AD: We want to learn more about the dynamics of slow faults that move laterally — strike-slip faults, similar to the San Andreas Fault in California — and how these dynamics control the shape of the landscape. In wet places, it’s hard to isolate faults’ effects on the landscape since water is the main agent driving erosion. What we observe on the surface in other places is a combination of tectonics and surface processes. However, thanks to the aridity of this place, it is easier to be confident about what is changing the landscape.

We’re also interested in how this landscape has shifted with a changing climate. This place was wetter in the past, and there is evidence of climate change happening to make the region hyper-arid. So we are also studying how the landscape has adapted to that change. 

What’s something that you enjoy about this field work — especially something that might not occur to most people?

TA: There is a really special feeling when you’re in the driest place on Earth. It almost feels like you’re on a different planet. You don’t see any signs of life — no water, no animals, no plants — but it’s just amazing to feel that nothingness.
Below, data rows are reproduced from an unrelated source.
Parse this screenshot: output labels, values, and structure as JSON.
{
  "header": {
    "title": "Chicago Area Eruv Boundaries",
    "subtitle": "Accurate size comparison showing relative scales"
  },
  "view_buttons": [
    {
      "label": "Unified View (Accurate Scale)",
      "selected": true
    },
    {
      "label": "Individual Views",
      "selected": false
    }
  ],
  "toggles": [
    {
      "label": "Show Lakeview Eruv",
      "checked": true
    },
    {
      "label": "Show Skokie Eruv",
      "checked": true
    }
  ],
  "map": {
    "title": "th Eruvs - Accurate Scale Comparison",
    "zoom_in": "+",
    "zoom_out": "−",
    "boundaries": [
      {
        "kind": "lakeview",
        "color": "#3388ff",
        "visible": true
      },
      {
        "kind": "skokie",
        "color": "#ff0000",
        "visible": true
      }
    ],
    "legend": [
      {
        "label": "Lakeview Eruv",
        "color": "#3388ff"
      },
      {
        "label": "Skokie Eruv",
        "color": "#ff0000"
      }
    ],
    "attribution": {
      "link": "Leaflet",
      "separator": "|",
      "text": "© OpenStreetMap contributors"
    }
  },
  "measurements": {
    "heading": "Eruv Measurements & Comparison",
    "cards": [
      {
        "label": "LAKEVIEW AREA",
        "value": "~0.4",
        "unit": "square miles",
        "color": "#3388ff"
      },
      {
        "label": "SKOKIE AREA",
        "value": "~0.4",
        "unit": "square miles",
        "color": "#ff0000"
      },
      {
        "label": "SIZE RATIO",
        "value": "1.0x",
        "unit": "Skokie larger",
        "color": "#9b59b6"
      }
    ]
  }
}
Changes in the landscape are so slow that when you visit the site, you know that each step you make, or any perturbation we make to collect our samples, can be one of the biggest modifications to the landscape in hundreds of years.

person standing in desert scene surrounded by boulders

University of Washington doctoral student Emma Heitmann stands at the bottom of one of the biggest paleochannels in the study area in September 2022. The size of the rocks in the channel provides researchers with information about past wet events that have interrupted the current very dry climate.Tamara Aránguiz-Rago/University of Washington

Anything you’d like to add?

AD: I’m super excited to get to this incredible field site and spend time with Tamara studying it. We have done field work together in New Zealand, and I have done decades’ worth of field work in many different geomorphic settings, but never in a hyper-arid landscape like this one. I can’t wait to see what we find!